Ski areas can get pretty crowded especially over weekends and holidays. You might be able to get two or three relatively empty runs in if you get to the lift super early before the lines start building up. Or you can scope out areas of the mountain where most people don’t normally go, at least not till later on in the day. But eventually you will have to deal with riding with a lot of people around you, and it’s important to know how to safely snowboard crowded runs.
Let’s look at some of the basic rules.
1) Always stay in control: It’s tempting (and I know from personal experience) to blast your way down through a crowded section of slope to get to the “open area”- only to find that the “open” section is filled with more people. This leads to frustration and can make you ride more aggressively when you need to be in more control.
The best decision you can make is to just take a deep breath and slow it down till you can figure out what your options are. Maybe do some low speed nose and tail butters off to the sides of the run, or duck into the trees.
2) The people in front of you have the right of way: This seems like an easy one to follow but it can get complicated fast when you’re on a busy run. The problem comes in when you consider the fact that you can’t read the mind of the person skiing in front of you. Often times, especially with beginners, they cut hard to the right or left without warning and may suddenly be in your lane as you’re trying to pass them. Make sure you can keep an eye on everyone in front you and give them plenty of room to maneuver if you are going to pass them.
3) Never stop in the middle of a run: Riders need to stop on the slope from time to time for any number of reasons. Often, that means sitting down unless you get your back edge set in the snow enough to stand up. Either way, you’ve now become an obstacle and a hazard to other riders and skiers coming down the slope.
If you need to stop, pull way over to the side of the run. Not a little over, but as far as you can get because there are still people coming down the sides of the run, as well as the middle sections.
4) Look up hill when making big turns, merging and taking off downhill: I’ve had a couple of close calls with skiers making big sweeping turns that take up half or three-quarters of the width of the trail. It’s impossible to judge just when they will turn back or if they will! It’s the same thing for you when you’re laying down those big carves as someone might be barreling down right behind you. So take a moment to give a quick glance uphill to make sure the coast is clear before ripping across the slope.
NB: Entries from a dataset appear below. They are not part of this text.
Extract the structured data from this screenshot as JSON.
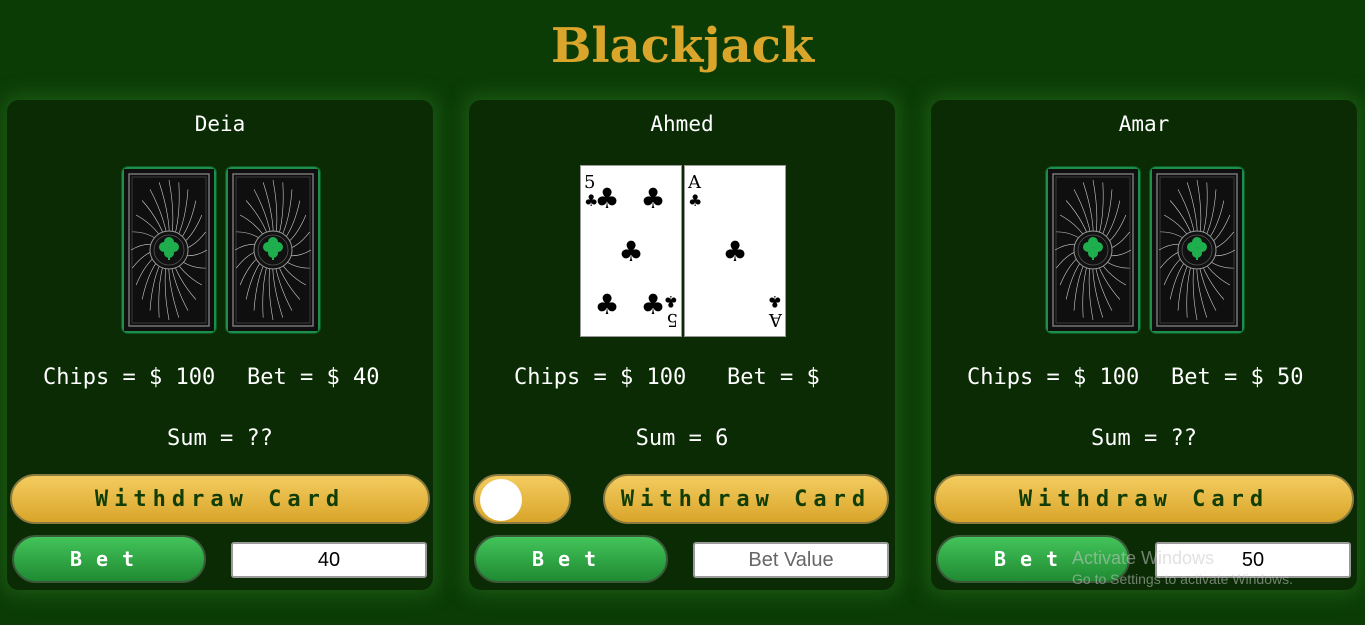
{
  "title": "Blackjack",
  "players": [
    {
      "name": "Deia",
      "cards": [
        "card-back",
        "card-back"
      ],
      "chips_text": "Chips = $ 100",
      "bet_text": "Bet = $ 40",
      "sum_text": "Sum = ??",
      "withdraw_label": "Withdraw Card",
      "bet_label": "Bet",
      "bet_value": "40",
      "bet_placeholder": "Bet Value"
    },
    {
      "name": "Ahmed",
      "cards": [
        {
          "rank": "5",
          "suit": "♣"
        },
        {
          "rank": "A",
          "suit": "♣"
        }
      ],
      "chips_text": "Chips = $ 100",
      "bet_text": "Bet = $",
      "sum_text": "Sum = 6",
      "withdraw_label": "Withdraw Card",
      "bet_label": "Bet",
      "bet_value": "",
      "bet_placeholder": "Bet Value",
      "toggle_on": false
    },
    {
      "name": "Amar",
      "cards": [
        "card-back",
        "card-back"
      ],
      "chips_text": "Chips = $ 100",
      "bet_text": "Bet = $ 50",
      "sum_text": "Sum = ??",
      "withdraw_label": "Withdraw Card",
      "bet_label": "Bet",
      "bet_value": "50",
      "bet_placeholder": "Bet Value"
    }
  ],
  "watermark": {
    "line1": "Activate Windows",
    "line2": "Go to Settings to activate Windows."
  },
  "colors": {
    "background": "#0b3c06",
    "panel": "#0a2b04",
    "gold": "#d9a52b",
    "green_button": "#2fa845",
    "card_back_accent": "#1e8f4a"
  }
}
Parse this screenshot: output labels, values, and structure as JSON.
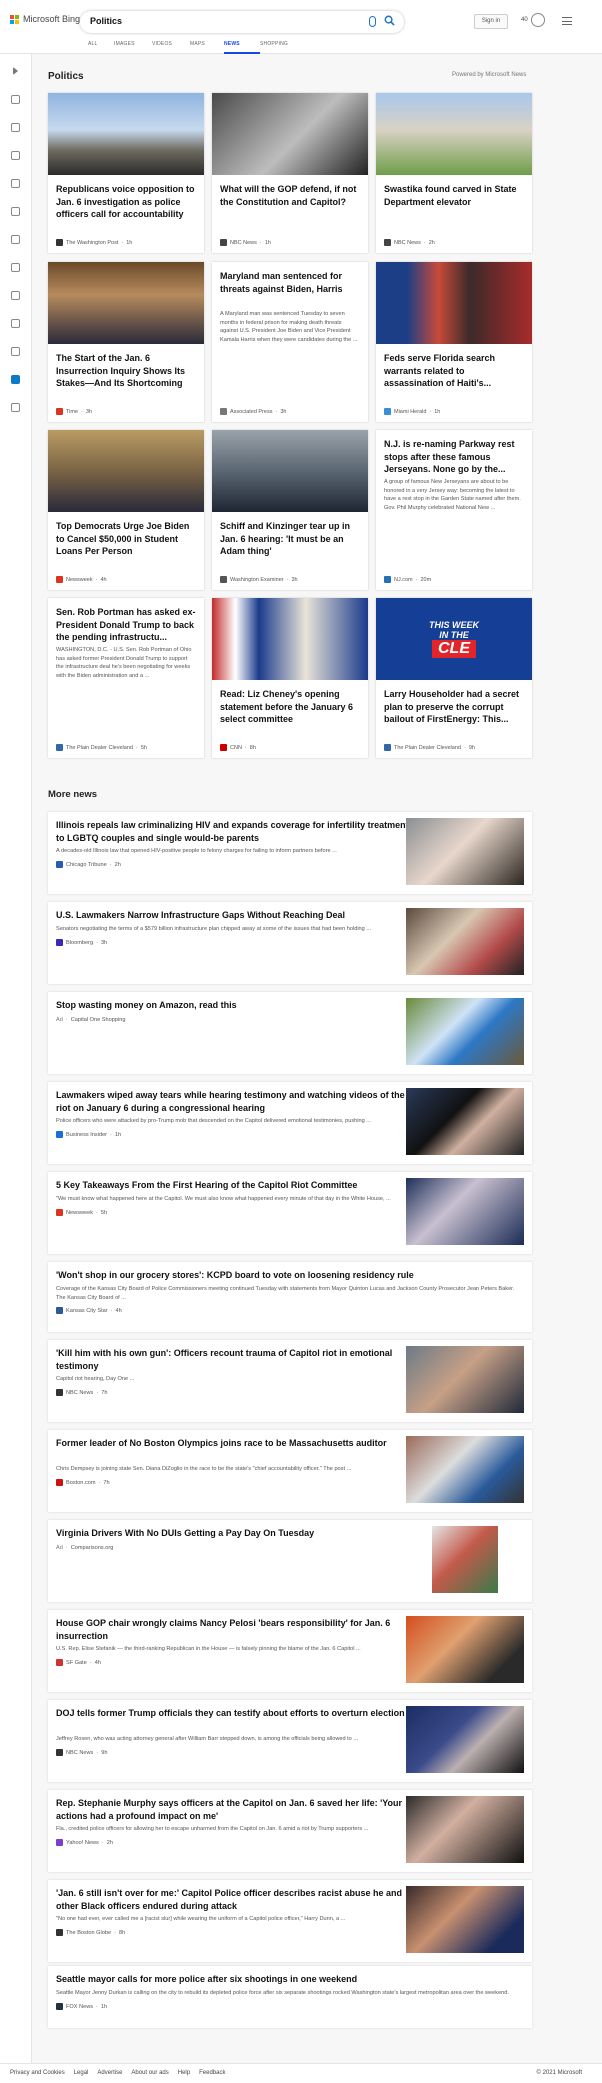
{
  "header": {
    "brand": "Microsoft Bing",
    "search_value": "Politics",
    "signin_label": "Sign in",
    "points": "40",
    "tabs": [
      {
        "label": "ALL",
        "active": false
      },
      {
        "label": "IMAGES",
        "active": false
      },
      {
        "label": "VIDEOS",
        "active": false
      },
      {
        "label": "MAPS",
        "active": false
      },
      {
        "label": "NEWS",
        "active": true
      },
      {
        "label": "SHOPPING",
        "active": false
      }
    ]
  },
  "colors": {
    "accent": "#174ae4",
    "ms_red": "#f25022",
    "ms_green": "#7fba00",
    "ms_blue": "#00a4ef",
    "ms_yellow": "#ffb900"
  },
  "section": {
    "title": "Politics",
    "powered_by": "Powered by Microsoft News"
  },
  "cards": [
    {
      "title": "Republicans voice opposition to Jan. 6 investigation as police officers call for accountability",
      "desc": "",
      "source": "The Washington Post",
      "age": "1h",
      "icon": "capitol-photo"
    },
    {
      "title": "What will the GOP defend, if not the Constitution and Capitol?",
      "desc": "",
      "source": "NBC News",
      "age": "1h",
      "icon": "speaker-photo"
    },
    {
      "title": "Swastika found carved in State Department elevator",
      "desc": "",
      "source": "NBC News",
      "age": "2h",
      "icon": "building-photo"
    },
    {
      "title": "The Start of the Jan. 6 Insurrection Inquiry Shows Its Stakes—And Its Shortcoming",
      "desc": "",
      "source": "Time",
      "age": "3h",
      "icon": "hearing-photo"
    },
    {
      "title": "Maryland man sentenced for threats against Biden, Harris",
      "desc": "A Maryland man was sentenced Tuesday to seven months in federal prison for making death threats against U.S. President Joe Biden and Vice President Kamala Harris when they were candidates during the ...",
      "source": "Associated Press",
      "age": "3h",
      "icon": ""
    },
    {
      "title": "Feds serve Florida search warrants related to assassination of Haiti's...",
      "desc": "",
      "source": "Miami Herald",
      "age": "1h",
      "icon": "portrait-photo"
    },
    {
      "title": "Top Democrats Urge Joe Biden to Cancel $50,000 in Student Loans Per Person",
      "desc": "",
      "source": "Newsweek",
      "age": "4h",
      "icon": "senator-photo"
    },
    {
      "title": "Schiff and Kinzinger tear up in Jan. 6 hearing: 'It must be an Adam thing'",
      "desc": "",
      "source": "Washington Examiner",
      "age": "3h",
      "icon": "lawmakers-photo"
    },
    {
      "title": "N.J. is re-naming Parkway rest stops after these famous Jerseyans. None go by the...",
      "desc": "A group of famous New Jerseyans are about to be honored in a very Jersey way: becoming the latest to have a rest stop in the Garden State named after them. Gov. Phil Murphy celebrated National New ...",
      "source": "NJ.com",
      "age": "20m",
      "icon": ""
    },
    {
      "title": "Sen. Rob Portman has asked ex-President Donald Trump to back the pending infrastructu...",
      "desc": "WASHINGTON, D.C. - U.S. Sen. Rob Portman of Ohio has asked former President Donald Trump to support the infrastructure deal he's been negotiating for weeks with the Biden administration and a ...",
      "source": "The Plain Dealer Cleveland",
      "age": "5h",
      "icon": ""
    },
    {
      "title": "Read: Liz Cheney's opening statement before the January 6 select committee",
      "desc": "",
      "source": "CNN",
      "age": "8h",
      "icon": "cheney-photo"
    },
    {
      "title": "Larry Householder had a secret plan to preserve the corrupt bailout of FirstEnergy: This...",
      "desc": "",
      "source": "The Plain Dealer Cleveland",
      "age": "9h",
      "icon": "this-week-in-cle-logo",
      "image_text": [
        "THIS WEEK",
        "IN THE",
        "CLE"
      ]
    }
  ],
  "more_news": {
    "title": "More news",
    "items": [
      {
        "title": "Illinois repeals law criminalizing HIV and expands coverage for infertility treatment to LGBTQ couples and single would-be parents",
        "desc": "A decades-old Illinois law that opened HIV-positive people to felony charges for failing to inform partners before ...",
        "source": "Chicago Tribune",
        "age": "2h",
        "ad": false
      },
      {
        "title": "U.S. Lawmakers Narrow Infrastructure Gaps Without Reaching Deal",
        "desc": "Senators negotiating the terms of a $579 billion infrastructure plan chipped away at some of the issues that had been holding ...",
        "source": "Bloomberg",
        "age": "3h",
        "ad": false
      },
      {
        "title": "Stop wasting money on Amazon, read this",
        "desc": "",
        "source": "Capital One Shopping",
        "age": "",
        "ad": true,
        "ad_label": "Ad"
      },
      {
        "title": "Lawmakers wiped away tears while hearing testimony and watching videos of the riot on January 6 during a congressional hearing",
        "desc": "Police officers who were attacked by pro-Trump mob that descended on the Capitol delivered emotional testimonies, pushing ...",
        "source": "Business Insider",
        "age": "1h",
        "ad": false
      },
      {
        "title": "5 Key Takeaways From the First Hearing of the Capitol Riot Committee",
        "desc": "\"We must know what happened here at the Capitol. We must also know what happened every minute of that day in the White House, ...",
        "source": "Newsweek",
        "age": "5h",
        "ad": false
      },
      {
        "title": "'Won't shop in our grocery stores': KCPD board to vote on loosening residency rule",
        "desc": "Coverage of the Kansas City Board of Police Commissioners meeting continued Tuesday with statements from Mayor Quinton Lucas and Jackson County Prosecutor Jean Peters Baker. The Kansas City Board of ...",
        "source": "Kansas City Star",
        "age": "4h",
        "ad": false
      },
      {
        "title": "'Kill him with his own gun': Officers recount trauma of Capitol riot in emotional testimony",
        "desc": "Capitol riot hearing, Day One ...",
        "source": "NBC News",
        "age": "7h",
        "ad": false
      },
      {
        "title": "Former leader of No Boston Olympics joins race to be Massachusetts auditor",
        "desc": "Chris Dempsey is joining state Sen. Diana DiZoglio in the race to be the state's \"chief accountability officer.\" The post ...",
        "source": "Boston.com",
        "age": "7h",
        "ad": false
      },
      {
        "title": "Virginia Drivers With No DUIs Getting a Pay Day On Tuesday",
        "desc": "",
        "source": "Comparisons.org",
        "age": "",
        "ad": true,
        "ad_label": "Ad"
      },
      {
        "title": "House GOP chair wrongly claims Nancy Pelosi 'bears responsibility' for Jan. 6 insurrection",
        "desc": "U.S. Rep. Elise Stefanik — the third-ranking Republican in the House — is falsely pinning the blame of the Jan. 6 Capitol ...",
        "source": "SF Gate",
        "age": "4h",
        "ad": false
      },
      {
        "title": "DOJ tells former Trump officials they can testify about efforts to overturn election",
        "desc": "Jeffrey Rosen, who was acting attorney general after William Barr stepped down, is among the officials being allowed to ...",
        "source": "NBC News",
        "age": "9h",
        "ad": false
      },
      {
        "title": "Rep. Stephanie Murphy says officers at the Capitol on Jan. 6 saved her life: 'Your actions had a profound impact on me'",
        "desc": "Fla., credited police officers for allowing her to escape unharmed from the Capitol on Jan. 6 amid a riot by Trump supporters ...",
        "source": "Yahoo! News",
        "age": "2h",
        "ad": false
      },
      {
        "title": "'Jan. 6 still isn't over for me:' Capitol Police officer describes racist abuse he and other Black officers endured during attack",
        "desc": "\"No one had ever, ever called me a [racist slur] while wearing the uniform of a Capitol police officer,\" Harry Dunn, a ...",
        "source": "The Boston Globe",
        "age": "8h",
        "ad": false
      },
      {
        "title": "Seattle mayor calls for more police after six shootings in one weekend",
        "desc": "Seattle Mayor Jenny Durkan is calling on the city to rebuild its depleted police force after six separate shootings rocked Washington state's largest metropolitan area over the weekend.",
        "source": "FOX News",
        "age": "1h",
        "ad": false
      }
    ]
  },
  "footer": {
    "links": [
      "Privacy and Cookies",
      "Legal",
      "Advertise",
      "About our ads",
      "Help",
      "Feedback"
    ],
    "copyright": "© 2021 Microsoft"
  }
}
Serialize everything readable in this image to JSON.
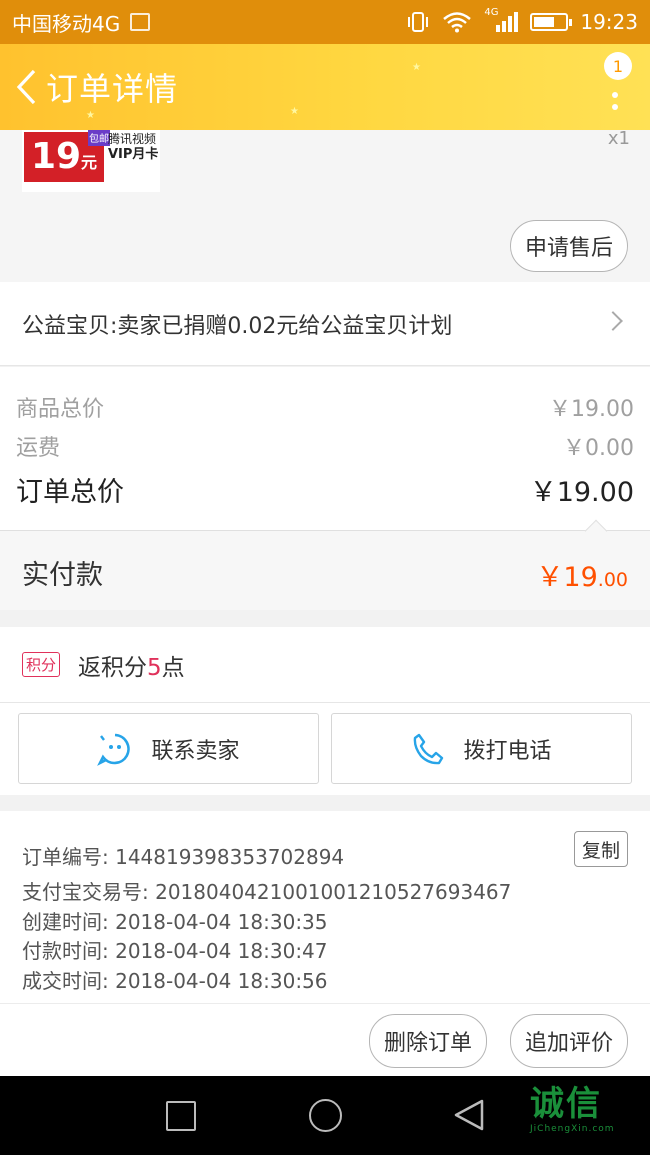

Likewise, when travelling into areas where trails are intersecting it is always best to look uphill as the people coming down may not see you until they are too close to stop. This rule also applies to starting your downhill run after you have stopped so that you are not abruptly cutting someone off.
I’ve been riding for a long time and even though these are simple rules to follow it still amazes me how few people I see taking the time to be aware of what they are doing and what other skiers and riders around them are doing.
People crash into each other a lot on ski areas. You’re almost guaranteed to see it happen if you stick around in one spot for any length of time on a crowded slope. Sometimes the parties will brush themselves off and carry on. Other times one or both will need to be carried off the mountain in a litter.
Get used to practicing these four simple rules until they become an involuntary reflex. You’ll lessen your chances of crashing enormously and you’ll be thankful for it.